A year after he massacred a bunch of smug Nazis who tried to steal his golden nuggets, retired Finnish commando Aatami Korpi (Jorma Tommila) drives over the newly drawn border with the Soviet Union in to the lost land of Karelia. It is revealed that he is one of the 420,000 Finns who fled Karelia when it was ceded to Russia in 1940, but that he intends to dismantle his old homestead, drive it back to free Finland, and rebuild in memory of his late wife and children.
Oh yes, about that… “Meanwhile, in Siberia” discredited Soviet death squad commander Igor Draganov (Stephen Frame) is sprung from prison and given a mission he can’t refuse. As he is the man whose atrocities drove Korpi to become the unstoppable “immortal” soldier, he should be the man to destroy him. Draganov sets off in pursuit of Korpi, who is doggedly driving a battered old truck across Karelia.
In my review of the first Sisu film, I speculated about the Mad Max: Fury Road and Indiana Jones image board that director Jalmari Helander might have in his office. This time, with Sisu 2: Road to Revenge, I would add a few choice moments from a bunch of other films, including William Friedkin’s truck-in-jeopardy movie Sorcerer, tips of the hat to the original Die Hard, and even Tom & Jerry. This over-the-top saga of Lumber in the Tundra sees Korpi dispatch an entire division of hapless Russian soldiers, with everything from his bare hands, to a handy missile, several useful poles, a bit of bent piping and a winch – I was the lone laugher in the Finnish cinema, while the locals around me seemed to be largely taking notes.

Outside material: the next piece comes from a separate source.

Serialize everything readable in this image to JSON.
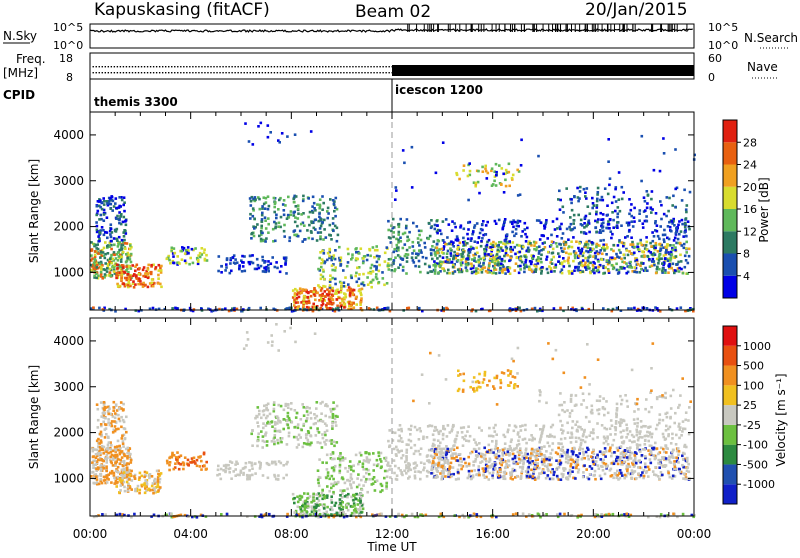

Some of the set-ups prove to be unnecessary dead ends – there’s a whole bit with a puukko knife that goes nowhere, and there are some odd anachronisms, like a Russian banquet that comprises crab sticks and Soave – and I felt that Helander missed a real trick by not featuring an onscreen massacre in which Korpi murders a bunch of Soviets with, say, a hammer and a sickle.
Helander also returns to what I’ve previously called his “Finland of the mind”, not only in terms of redressed Estonian locations, but of the very idea of Karelia as a liminal, thinning fairyland – a place that was once home, but is now seen slowly drowning in red weed. As I have mentioned before on this blog, 12% of the population of Finland were Karelian refugees in the 1940s, and that has translated in modern times to, at a rough guess, one in four of everybody’s grandparents. There is an overwhelming sense of melancholy and loss in Korpi’s return to his former homestead, and a gritty determination to repatriate it far in excess of the passion with which he went after his Nazi tormenters in the first film.
In a moving sequence of a talkoot, Korpi finds himself unexpectedly and briefly among friends. As an immigrant who has also been accepted by Finland after my homeland sold me out, I seemed to be the lone crier in the cinema, too.